拍子の無い自由な歌。そんな印象を受けた。
内容では、そもそも眠るのが怖い、と言いながら人前で居眠りするのは、どこか矛盾していないか。
栞への自責、後悔、贖罪とか、その辺りが絡んでくると思ったが欠片も出てこない。はたして
主人公は本当に香里なのか?彼女のアイデンティティーが文章中から巧く見出せなかった。
- 044 ふゆのひかなた (採点:6)
- 姉妹の行動パターンはよく書けているが、ただそれだけ。心情深くを表現してほしい。
- 046 『安らげる場所』 (採点:1)
- キャラ萌えだけのSSでコンペに挑むのは無謀。
- 048 もみちゅーどく (採点:3)
- 、何と言うか、<おばかちゃんSS>か、、、。手羽先リュックには腰砕けしたが。
- 051 待つ女 (採点:4)
- 天野の策士ぶりに笑えた。文は今一つ盛り上がりに欠けるが。
- 053 積み重なった現在のカタチ (採点:7)
- 感動させよう、と目論むと、かえって台詞まわしが鼻についてしまうものなので、ラスト数行も
ライトタッチで締めても面白かったと思う。
あと改行しすぎ。前半、会話文連続しすぎ。目覚しネタが中盤以降生かされていないが、目覚しは
本編ではキーアイテムなので、サンデーの布石にする程度であれば違う内容で脅迫しても
良かったのでは。このネタで引っ張るかと思わされた。
- 054 何でもない土曜日のこと。 (採点:1)
- 場所と会話だけで勝手に盛り上がる話は、コンペでは勝ち目は薄い。好きとか嫌いとか、
のべつ幕なしに締めにもってくるのは、やはり感心しない。
- 055 手紙 (採点:2)
- 文体がおかしい。青年、女性、という主語を用いているのに、会話中で平気で固有名詞が
登場する。意図が読めない。内容は安いメロドラマ、人物しゃべりすぎ。もっと仕草や
風景を描くべき。
- 056 大輪の花 (採点:4)
- あゆが主体なのかどうか判別しづらい文体。花火があゆの心情をさほど左右していない気もする。
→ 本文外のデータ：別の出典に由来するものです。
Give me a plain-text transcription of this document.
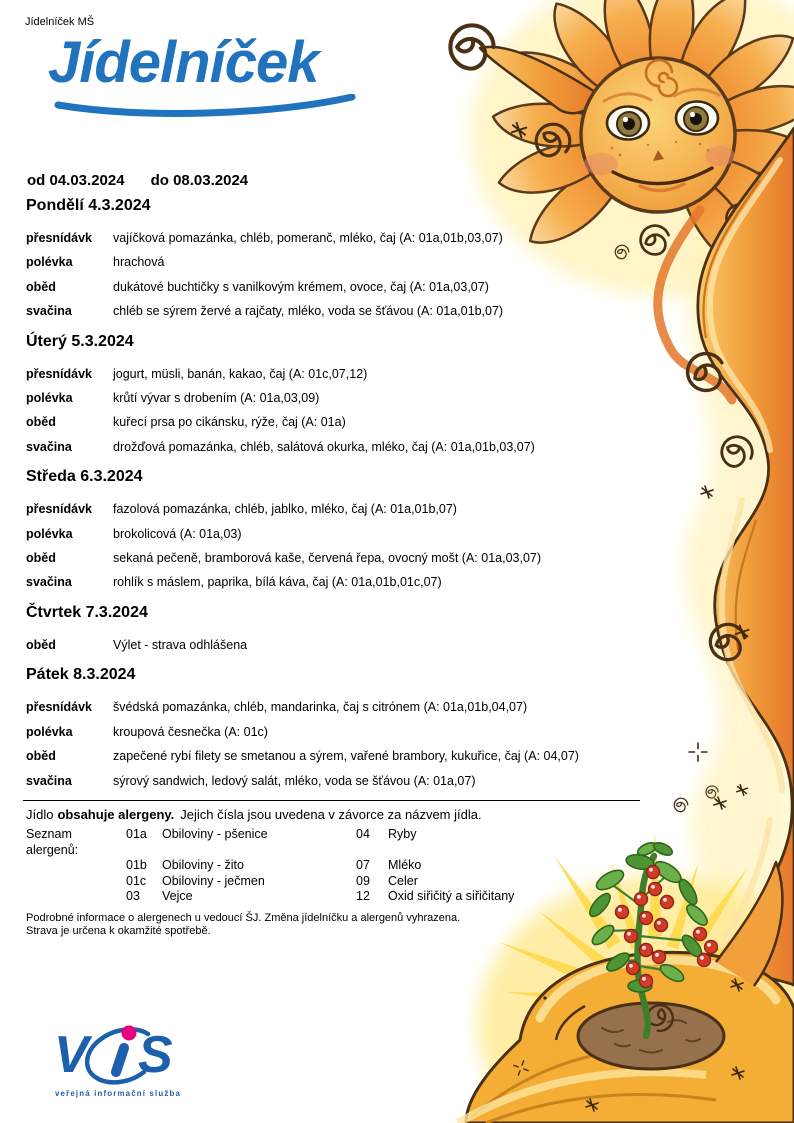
Jídelníček MŠ
Jídelníček
od 04.03.2024 do 08.03.2024
Pondělí 4.3.2024
přesnídávk	vajíčková pomazánka, chléb, pomeranč, mléko, čaj (A: 01a,01b,03,07)
polévka	hrachová
oběd	dukátové buchtičky s vanilkovým krémem, ovoce, čaj (A: 01a,03,07)
svačina	chléb se sýrem žervé a rajčaty, mléko, voda se šťávou (A: 01a,01b,07)
Úterý 5.3.2024
přesnídávk	jogurt, müsli, banán, kakao, čaj (A: 01c,07,12)
polévka	krůtí vývar s drobením (A: 01a,03,09)
oběd	kuřecí prsa po cikánsku, rýže, čaj (A: 01a)
svačina	drožďová pomazánka, chléb, salátová okurka, mléko, čaj (A: 01a,01b,03,07)
Středa 6.3.2024
přesnídávk	fazolová pomazánka, chléb, jablko, mléko, čaj (A: 01a,01b,07)
polévka	brokolicová (A: 01a,03)
oběd	sekaná pečeně, bramborová kaše, červená řepa, ovocný mošt (A: 01a,03,07)
svačina	rohlík s máslem, paprika, bílá káva, čaj (A: 01a,01b,01c,07)
Čtvrtek 7.3.2024
oběd	Výlet - strava odhlášena
Pátek 8.3.2024
přesnídávk	švédská pomazánka, chléb, mandarinka, čaj s citrónem (A: 01a,01b,04,07)
polévka	kroupová česnečka (A: 01c)
oběd	zapečené rybí filety se smetanou a sýrem, vařené brambory, kukuřice, čaj (A: 04,07)
svačina	sýrový sandwich, ledový salát, mléko, voda se šťávou (A: 01a,07)
Jídlo obsahuje alergeny. Jejich čísla jsou uvedena v závorce za názvem jídla.
Seznam alergenů:
01a	Obiloviny - pšenice	04	Ryby
01b	Obiloviny - žito	07	Mléko
01c	Obiloviny - ječmen	09	Celer
03	Vejce	12	Oxid siřičitý a siřičitany
Podrobné informace o alergenech u vedoucí ŠJ. Změna jídelníčku a alergenů vyhrazena.
Strava je určena k okamžité spotřebě.
V S
veřejná informační služba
伏字を用いると文の品位が下がるので、地名とはいえ別の表現を模索してほしい。
- 058 夕凪 (採点:10)
- Kanon未プレイの人でも唸らされそうな傑作。本作が祐一と舞の思い出であるのは明白だが、
うさぎの耳、まものといった本編独特のキーワードは巧みに伏せられている。
幼少の、というより大人になりかけている少年の頃、という感じに仕上げているあたりが
流石。状景描写の緻密さにも故に違和感を感じない。元ネタを踏襲しつつも、見事に筆者独自の
世界を描き出している。Kanon布教へのバイブル的一作となろう。
- 059 水瀬家の縁側で (採点:8)
- 読後に思わずソフトを引っ張り出し、オープニングを眺めてしまった。名曲。
前半部、夜のハーレムは、実は削っても差し支えないのでは。キャラは良く描けて
いるのだが、後の展開に関わるほどの重要なイベントではない気もしたので。
- 061 忘却の果てに甦る記憶 (採点:2)
- 水を飲むまでの伏線が長く、しかも伝えるものもあまり含まれていない。
中盤の話は、オリジナルとはいえ如何なものか。というか相手の何処に
惹かれているのかくらい言及してほしい。漢文読解不能。コンペ参加作品として
批評を受け入れる以上は、極力万人に伝わる文体を用いるべきでは。
- 062 丘の上での昔話 (採点:3)
- オチの台詞まわしは良い。他はまだまだ。
- 063 ドッキリなbirthday (採点:8)
- 作品は割とライトに進むので読み流していたが、幕切れの秋子自室シーンのくだりは
思わず感動。悪い意味で大人になった、という台詞の破壊力は壮絶だった。
- 064 恋する乙女というものは (採点:7)
- ものすごいボケツッコミの嵐。嫌いではないが爆笑まではいかなかったので。
- 065 振り返る想い (採点:7)
- <、、、ただいま>の台詞は至って舞らしい。あゆの使い方も悲壮感がなくて良い。
しかし、あゆを見知らぬ少女として設定しているのに、<祐一が待っている>と
告げられた際にも、舞が少しも懸念しないのは不自然。この辺の書き方と、もう一つ
ラスト数行の台詞をもう少し工夫しては。
- 067 そんな二人の逃避行 (採点:6)
- 二人の辿る道は所詮堂堂巡り、なのに何故か希望を感じてみたい気もする。
- 069 マリッジブルー (採点:6)
- 幕開けの展開が殺伐として寒い。かなり引いた。あと空白行開けすぎで読みづらい。
天野と関係を結んだ、祐一の真意がどうも不鮮明。
- 070 ラヴり〜しすたー略してラヴしす (採点:2)
- 作者がキャラにのめり過ぎ。会話文ばかりでドタバタが疲れる。一人称なのだから
もう少し栞の目からの場景描写や、心情の片鱗などを盛込むべきでは。
- 073 守りたい約束 (採点:7)
- 謎ジャムの設定がいい感じ。しかし作品としては、書き出しの人称があやふやで少し不満あり。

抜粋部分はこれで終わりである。